Day2.cpp

/*
This problem was asked by Facebook.

Given a multiset of integers, return whether it can be partitioned into two subsets whose sums are the same.

For example, given the multiset {15, 5, 20, 10, 35, 15, 10}, it would return true, since we can split it up into {15, 5, 10, 15, 10} and {20, 35}, which both add up to 55.

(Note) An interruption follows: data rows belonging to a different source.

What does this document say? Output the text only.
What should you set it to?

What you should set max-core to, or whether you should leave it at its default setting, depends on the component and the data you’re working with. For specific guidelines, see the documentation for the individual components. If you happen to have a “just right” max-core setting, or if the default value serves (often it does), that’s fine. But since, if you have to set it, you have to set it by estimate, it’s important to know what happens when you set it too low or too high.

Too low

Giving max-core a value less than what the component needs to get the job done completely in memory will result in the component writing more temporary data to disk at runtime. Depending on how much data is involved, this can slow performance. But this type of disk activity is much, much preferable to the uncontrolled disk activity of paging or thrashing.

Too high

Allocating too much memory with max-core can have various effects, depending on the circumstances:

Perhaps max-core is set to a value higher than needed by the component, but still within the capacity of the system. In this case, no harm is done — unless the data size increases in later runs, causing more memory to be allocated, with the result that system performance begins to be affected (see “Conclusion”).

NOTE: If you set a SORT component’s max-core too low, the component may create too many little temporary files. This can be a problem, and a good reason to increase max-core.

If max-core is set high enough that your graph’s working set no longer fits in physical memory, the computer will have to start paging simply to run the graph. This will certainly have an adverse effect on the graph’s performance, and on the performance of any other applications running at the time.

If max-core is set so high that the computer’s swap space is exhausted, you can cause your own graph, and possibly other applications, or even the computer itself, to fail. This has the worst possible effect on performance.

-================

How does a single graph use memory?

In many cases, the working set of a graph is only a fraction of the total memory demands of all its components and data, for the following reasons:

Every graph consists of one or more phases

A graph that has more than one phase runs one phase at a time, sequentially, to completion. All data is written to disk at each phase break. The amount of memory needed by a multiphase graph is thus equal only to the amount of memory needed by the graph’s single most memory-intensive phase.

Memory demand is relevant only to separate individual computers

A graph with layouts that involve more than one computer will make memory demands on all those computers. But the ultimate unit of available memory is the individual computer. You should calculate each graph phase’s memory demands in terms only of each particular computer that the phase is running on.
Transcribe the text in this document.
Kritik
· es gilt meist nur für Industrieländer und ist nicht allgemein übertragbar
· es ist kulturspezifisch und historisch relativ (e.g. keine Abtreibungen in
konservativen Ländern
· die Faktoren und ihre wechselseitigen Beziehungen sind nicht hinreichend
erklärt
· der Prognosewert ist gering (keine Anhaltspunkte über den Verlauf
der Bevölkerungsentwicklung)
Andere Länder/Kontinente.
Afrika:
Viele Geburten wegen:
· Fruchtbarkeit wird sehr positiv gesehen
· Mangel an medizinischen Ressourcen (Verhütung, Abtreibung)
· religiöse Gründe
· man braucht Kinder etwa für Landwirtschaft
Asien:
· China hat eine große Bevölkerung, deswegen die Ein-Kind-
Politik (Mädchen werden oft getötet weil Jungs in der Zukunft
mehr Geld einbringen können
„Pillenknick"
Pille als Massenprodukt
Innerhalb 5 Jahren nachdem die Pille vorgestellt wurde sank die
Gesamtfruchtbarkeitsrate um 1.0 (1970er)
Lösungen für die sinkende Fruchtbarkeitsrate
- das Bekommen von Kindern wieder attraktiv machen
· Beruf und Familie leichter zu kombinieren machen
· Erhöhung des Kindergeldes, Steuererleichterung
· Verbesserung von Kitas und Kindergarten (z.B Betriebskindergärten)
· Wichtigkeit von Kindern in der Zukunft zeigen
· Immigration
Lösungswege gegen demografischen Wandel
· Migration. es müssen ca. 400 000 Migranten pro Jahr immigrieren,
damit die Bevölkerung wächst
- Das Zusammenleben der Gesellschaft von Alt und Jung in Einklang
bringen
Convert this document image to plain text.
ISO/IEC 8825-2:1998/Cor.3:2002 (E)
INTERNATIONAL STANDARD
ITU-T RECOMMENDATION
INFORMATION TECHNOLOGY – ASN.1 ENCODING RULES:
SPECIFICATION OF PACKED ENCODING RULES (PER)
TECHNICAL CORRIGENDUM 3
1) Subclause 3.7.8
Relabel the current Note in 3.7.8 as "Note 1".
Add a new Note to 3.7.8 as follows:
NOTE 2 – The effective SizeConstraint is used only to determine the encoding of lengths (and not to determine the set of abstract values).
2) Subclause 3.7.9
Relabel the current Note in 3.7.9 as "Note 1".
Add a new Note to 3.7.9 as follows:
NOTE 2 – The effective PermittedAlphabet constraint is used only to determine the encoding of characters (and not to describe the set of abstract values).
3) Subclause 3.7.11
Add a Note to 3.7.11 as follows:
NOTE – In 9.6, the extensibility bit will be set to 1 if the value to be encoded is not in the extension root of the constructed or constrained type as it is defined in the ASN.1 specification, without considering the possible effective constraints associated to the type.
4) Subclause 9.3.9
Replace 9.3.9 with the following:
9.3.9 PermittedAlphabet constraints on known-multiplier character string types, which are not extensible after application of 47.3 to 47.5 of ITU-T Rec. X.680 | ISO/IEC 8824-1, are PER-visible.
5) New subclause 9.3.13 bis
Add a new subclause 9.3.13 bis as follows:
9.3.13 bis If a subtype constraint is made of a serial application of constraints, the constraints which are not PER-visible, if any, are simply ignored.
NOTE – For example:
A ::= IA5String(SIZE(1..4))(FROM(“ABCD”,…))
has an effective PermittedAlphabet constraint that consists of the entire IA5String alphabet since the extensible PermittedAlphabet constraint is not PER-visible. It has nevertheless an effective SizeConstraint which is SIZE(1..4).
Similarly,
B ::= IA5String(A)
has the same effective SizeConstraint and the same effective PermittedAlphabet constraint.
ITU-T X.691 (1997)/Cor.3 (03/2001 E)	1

Given the multiset {15, 5, 20, 10, 35}, it would return false, since we can't split it up into two subsets that add up to the same sum.
*/
#include <bits/stdc++.h>
using namespace std;

// Top Down Approach With Memoization
/*
bool topDown(vector<int> &arr, int n, int subsetSum, vector<vector<bool>> &memo)
{

    if (subsetSum == 0)
    {
        return true;
    }

    if (n == 0 or subsetSum < 0)
    {
        return false;
    }

    if (memo[n][subsetSum] != NULL)
    {
        return memo[n][subsetSum];
    }

    bool res = topDown(arr, n - 1, subsetSum - arr[n - 1], memo) || topDown(arr, n - 1, subsetSum, memo);
    memo[n][subsetSum] = res;
    return res;
}
    */

// Bottom Up approach Time: O(N * target) Space : O(target)
bool bottomUp(vector<int> &arr, int target)
{
    vector<bool> dp(target + 1, false);
    dp[0] = true;

    for (int num : arr)
    {
        for (int j = target; j >= num; --j)
        {
            dp[j] = dp[j] || dp[j - num];
        }
    }
    return dp[target];
}

bool canPartition(vector<int> &arr)
{
    int sum = accumulate(arr.begin(), arr.end(), 0);
    if (sum % 2 != 0)
        return false;
    int target = sum / 2;
    int n = arr.size();
    vector<vector<bool>> memo(n + 1, vector<bool>(target + 1, NULL));
    // topDown(arr, n - 1, target, memo);
    return bottomUp(arr, target);
}

int main()
{
    vector<int> arr = {15, 5, 20, 10, 35, 15, 10};
    cout << (canPartition(arr) ? "true" : "false") << endl; // true
    arr = {15, 5, 20, 10, 35};
    cout << (canPartition(arr) ? "true" : "false") << endl; // false
    return 0;
}